Senator Mike Fasano was contacted by Ms. Ruth Lauro of New Port Richey who was greatly concerned with her home’s cost replacement value as projected by Citizens Property Insurance Company (and the premium that was based on that projection). Citizens estimated that her home would cost $124,000 to replace. Ms. Lauro’s flood insurance company, Midland Mortgage Company, also based its flood premium on the Citizens cost replacement appraisal.
Senator Fasano hired a reputable private appraiser to appraise her home. Below is a copy of that appraisal which places her replacement cost at $89,158, almost 30% lower than Citizens’ appraisal. The appraiser reported to Senator Fasano that his projection was on the high side because he included demolition and debris removal as part of his cost projection. The appraiser also included two builders’ price sheets which strongly contradict Citizens’ projections as well.

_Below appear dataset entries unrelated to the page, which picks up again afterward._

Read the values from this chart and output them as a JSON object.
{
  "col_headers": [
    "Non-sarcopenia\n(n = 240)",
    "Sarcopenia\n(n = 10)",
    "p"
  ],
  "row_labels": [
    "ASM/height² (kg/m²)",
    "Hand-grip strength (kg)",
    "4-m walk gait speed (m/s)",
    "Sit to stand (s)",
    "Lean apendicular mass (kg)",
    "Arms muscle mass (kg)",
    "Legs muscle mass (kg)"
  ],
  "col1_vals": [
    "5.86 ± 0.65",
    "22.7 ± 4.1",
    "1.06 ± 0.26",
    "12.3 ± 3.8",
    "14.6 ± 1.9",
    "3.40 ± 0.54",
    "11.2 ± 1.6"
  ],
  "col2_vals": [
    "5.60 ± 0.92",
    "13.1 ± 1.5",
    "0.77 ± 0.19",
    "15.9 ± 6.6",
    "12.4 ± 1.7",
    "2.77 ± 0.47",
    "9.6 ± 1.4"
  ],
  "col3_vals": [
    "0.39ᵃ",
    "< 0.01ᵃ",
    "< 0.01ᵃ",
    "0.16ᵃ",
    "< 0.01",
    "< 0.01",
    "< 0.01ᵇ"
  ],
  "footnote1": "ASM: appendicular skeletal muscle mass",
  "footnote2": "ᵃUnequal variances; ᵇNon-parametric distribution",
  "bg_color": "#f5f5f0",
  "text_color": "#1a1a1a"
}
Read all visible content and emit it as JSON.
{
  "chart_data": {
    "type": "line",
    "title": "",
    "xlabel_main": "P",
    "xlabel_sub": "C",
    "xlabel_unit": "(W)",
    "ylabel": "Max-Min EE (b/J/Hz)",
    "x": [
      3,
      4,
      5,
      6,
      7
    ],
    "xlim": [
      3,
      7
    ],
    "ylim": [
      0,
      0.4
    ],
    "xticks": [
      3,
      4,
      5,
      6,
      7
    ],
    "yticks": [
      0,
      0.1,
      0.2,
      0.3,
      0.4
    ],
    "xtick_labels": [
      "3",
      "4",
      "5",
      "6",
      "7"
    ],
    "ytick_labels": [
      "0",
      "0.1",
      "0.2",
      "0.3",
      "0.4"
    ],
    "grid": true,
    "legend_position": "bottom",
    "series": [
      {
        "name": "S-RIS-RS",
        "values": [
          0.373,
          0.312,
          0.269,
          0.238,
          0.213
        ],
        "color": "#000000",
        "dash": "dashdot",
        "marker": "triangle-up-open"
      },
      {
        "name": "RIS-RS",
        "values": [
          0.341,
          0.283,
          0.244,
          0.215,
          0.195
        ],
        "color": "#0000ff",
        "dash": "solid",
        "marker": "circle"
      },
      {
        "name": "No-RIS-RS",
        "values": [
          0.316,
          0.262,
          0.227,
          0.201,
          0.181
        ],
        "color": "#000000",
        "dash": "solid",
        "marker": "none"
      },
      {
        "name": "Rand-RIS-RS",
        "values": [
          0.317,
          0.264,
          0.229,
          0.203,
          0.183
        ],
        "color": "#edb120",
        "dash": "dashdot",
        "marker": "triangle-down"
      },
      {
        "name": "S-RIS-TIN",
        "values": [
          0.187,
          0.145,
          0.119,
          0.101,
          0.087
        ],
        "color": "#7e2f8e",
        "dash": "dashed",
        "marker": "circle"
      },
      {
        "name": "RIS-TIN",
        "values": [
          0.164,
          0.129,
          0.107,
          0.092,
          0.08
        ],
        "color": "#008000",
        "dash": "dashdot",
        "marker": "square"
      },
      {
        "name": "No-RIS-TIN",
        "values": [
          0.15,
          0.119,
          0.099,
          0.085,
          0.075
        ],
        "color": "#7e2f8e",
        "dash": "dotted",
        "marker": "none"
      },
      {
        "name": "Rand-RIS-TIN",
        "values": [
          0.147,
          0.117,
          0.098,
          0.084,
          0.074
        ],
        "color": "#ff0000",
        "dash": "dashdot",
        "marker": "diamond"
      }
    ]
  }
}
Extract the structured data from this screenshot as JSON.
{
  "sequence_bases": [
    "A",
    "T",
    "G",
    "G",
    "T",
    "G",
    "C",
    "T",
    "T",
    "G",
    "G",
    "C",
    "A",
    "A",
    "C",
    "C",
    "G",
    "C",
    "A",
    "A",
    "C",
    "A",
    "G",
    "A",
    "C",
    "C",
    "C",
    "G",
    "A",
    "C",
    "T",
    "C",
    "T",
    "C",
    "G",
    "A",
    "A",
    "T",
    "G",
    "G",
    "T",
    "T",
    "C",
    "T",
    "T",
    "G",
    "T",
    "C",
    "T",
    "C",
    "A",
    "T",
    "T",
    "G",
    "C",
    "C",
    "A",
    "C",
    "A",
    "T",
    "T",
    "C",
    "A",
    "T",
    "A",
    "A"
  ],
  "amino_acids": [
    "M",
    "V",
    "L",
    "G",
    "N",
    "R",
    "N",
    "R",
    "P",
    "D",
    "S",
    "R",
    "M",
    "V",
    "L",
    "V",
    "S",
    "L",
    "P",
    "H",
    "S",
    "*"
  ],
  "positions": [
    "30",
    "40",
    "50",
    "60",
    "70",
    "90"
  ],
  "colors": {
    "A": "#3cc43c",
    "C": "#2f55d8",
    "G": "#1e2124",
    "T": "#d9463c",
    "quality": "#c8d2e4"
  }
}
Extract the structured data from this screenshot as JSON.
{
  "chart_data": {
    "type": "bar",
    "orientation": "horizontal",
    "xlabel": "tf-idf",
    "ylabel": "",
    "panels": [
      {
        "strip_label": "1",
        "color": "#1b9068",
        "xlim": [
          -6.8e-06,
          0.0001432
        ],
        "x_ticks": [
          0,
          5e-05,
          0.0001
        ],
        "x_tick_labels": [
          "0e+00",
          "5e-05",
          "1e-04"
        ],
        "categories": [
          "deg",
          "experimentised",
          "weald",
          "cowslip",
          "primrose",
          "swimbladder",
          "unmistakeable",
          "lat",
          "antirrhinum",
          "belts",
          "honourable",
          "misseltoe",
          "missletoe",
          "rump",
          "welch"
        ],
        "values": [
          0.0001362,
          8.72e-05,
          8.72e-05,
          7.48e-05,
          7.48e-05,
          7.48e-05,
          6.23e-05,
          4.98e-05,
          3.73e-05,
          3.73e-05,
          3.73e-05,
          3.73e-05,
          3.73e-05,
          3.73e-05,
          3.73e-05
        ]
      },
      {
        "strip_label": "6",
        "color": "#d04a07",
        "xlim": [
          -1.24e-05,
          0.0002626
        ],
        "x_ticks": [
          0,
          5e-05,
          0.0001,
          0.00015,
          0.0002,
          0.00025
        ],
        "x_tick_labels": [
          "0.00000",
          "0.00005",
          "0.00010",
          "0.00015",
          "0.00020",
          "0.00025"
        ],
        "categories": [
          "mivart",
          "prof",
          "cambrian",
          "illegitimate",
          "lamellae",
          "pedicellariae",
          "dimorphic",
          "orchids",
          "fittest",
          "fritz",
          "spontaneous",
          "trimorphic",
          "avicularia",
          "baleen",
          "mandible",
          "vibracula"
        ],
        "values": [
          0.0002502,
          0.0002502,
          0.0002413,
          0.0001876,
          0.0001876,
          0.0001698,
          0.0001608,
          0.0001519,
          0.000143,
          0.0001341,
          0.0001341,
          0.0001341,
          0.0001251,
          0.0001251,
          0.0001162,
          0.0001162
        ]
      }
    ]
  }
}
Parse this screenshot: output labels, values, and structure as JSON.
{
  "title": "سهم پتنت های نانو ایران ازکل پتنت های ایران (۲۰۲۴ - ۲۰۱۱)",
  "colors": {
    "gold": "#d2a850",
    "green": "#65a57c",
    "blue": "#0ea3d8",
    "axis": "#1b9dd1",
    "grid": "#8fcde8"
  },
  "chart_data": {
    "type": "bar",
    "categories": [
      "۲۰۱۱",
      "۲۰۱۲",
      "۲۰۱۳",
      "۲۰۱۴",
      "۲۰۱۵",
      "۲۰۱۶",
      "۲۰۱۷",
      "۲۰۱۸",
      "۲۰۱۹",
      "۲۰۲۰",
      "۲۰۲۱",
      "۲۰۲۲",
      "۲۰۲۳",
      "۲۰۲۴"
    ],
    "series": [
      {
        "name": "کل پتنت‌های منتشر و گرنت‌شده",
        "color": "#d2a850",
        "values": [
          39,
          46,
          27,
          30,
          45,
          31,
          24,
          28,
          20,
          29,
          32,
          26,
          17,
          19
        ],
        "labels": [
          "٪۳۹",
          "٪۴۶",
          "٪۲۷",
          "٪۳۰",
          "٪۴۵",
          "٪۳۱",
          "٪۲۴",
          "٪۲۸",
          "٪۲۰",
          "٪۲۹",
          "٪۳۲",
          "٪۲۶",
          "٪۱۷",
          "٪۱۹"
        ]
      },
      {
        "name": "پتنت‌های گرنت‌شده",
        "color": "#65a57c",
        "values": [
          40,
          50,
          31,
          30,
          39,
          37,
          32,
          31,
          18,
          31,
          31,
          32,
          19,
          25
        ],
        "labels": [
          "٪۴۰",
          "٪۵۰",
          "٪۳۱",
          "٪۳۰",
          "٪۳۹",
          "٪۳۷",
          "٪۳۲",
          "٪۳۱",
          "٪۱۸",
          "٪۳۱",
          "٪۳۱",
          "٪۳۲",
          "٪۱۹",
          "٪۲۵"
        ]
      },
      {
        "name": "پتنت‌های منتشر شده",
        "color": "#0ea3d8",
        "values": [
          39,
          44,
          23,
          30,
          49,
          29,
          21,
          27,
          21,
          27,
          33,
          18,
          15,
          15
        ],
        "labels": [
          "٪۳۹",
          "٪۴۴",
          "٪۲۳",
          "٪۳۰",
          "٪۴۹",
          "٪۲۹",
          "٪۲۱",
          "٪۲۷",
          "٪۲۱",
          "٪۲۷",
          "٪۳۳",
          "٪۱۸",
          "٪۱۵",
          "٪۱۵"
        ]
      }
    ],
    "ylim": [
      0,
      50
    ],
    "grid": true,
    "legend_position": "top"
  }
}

Ms. Lauro is an 82 year old woman on a fixed income who will be economically devastated if the current premiums remain in effect. Senator Fasano previously sent a letter to Midland Mortgage asking for a reconsideration of Ms. Lauro’s premium. Armed with the new data supplied by the appraiser, Senator Fasano sent a second letter on January 5, 2012 to Midland. Additionally, Senator Fasano will be soon be sending a letter to Citizens asking that they immediately reduce her replacement cost estimate so that her insurance premium can be reduced as well.
Ms. Lauro’s situation is an example of a widespread problem facing Citizens policyholders who are finding themselves paying premiums based on extraordinarily high cost replacement estimates. In Ms. Lauro’s case her flood insurance premium is also inflated due to the fact that it was based on that faulty cost replacement estimate.
Senator Fasano has filed property reform legislation that includes a provision that Citizens must accept a private appraisal if it shows that the replacement cost is less than the replacement cost estimated by Citizens. This provision puts into statute a long-standing practice that Citizens recently dropped in what many have seen as a way to increase premiums.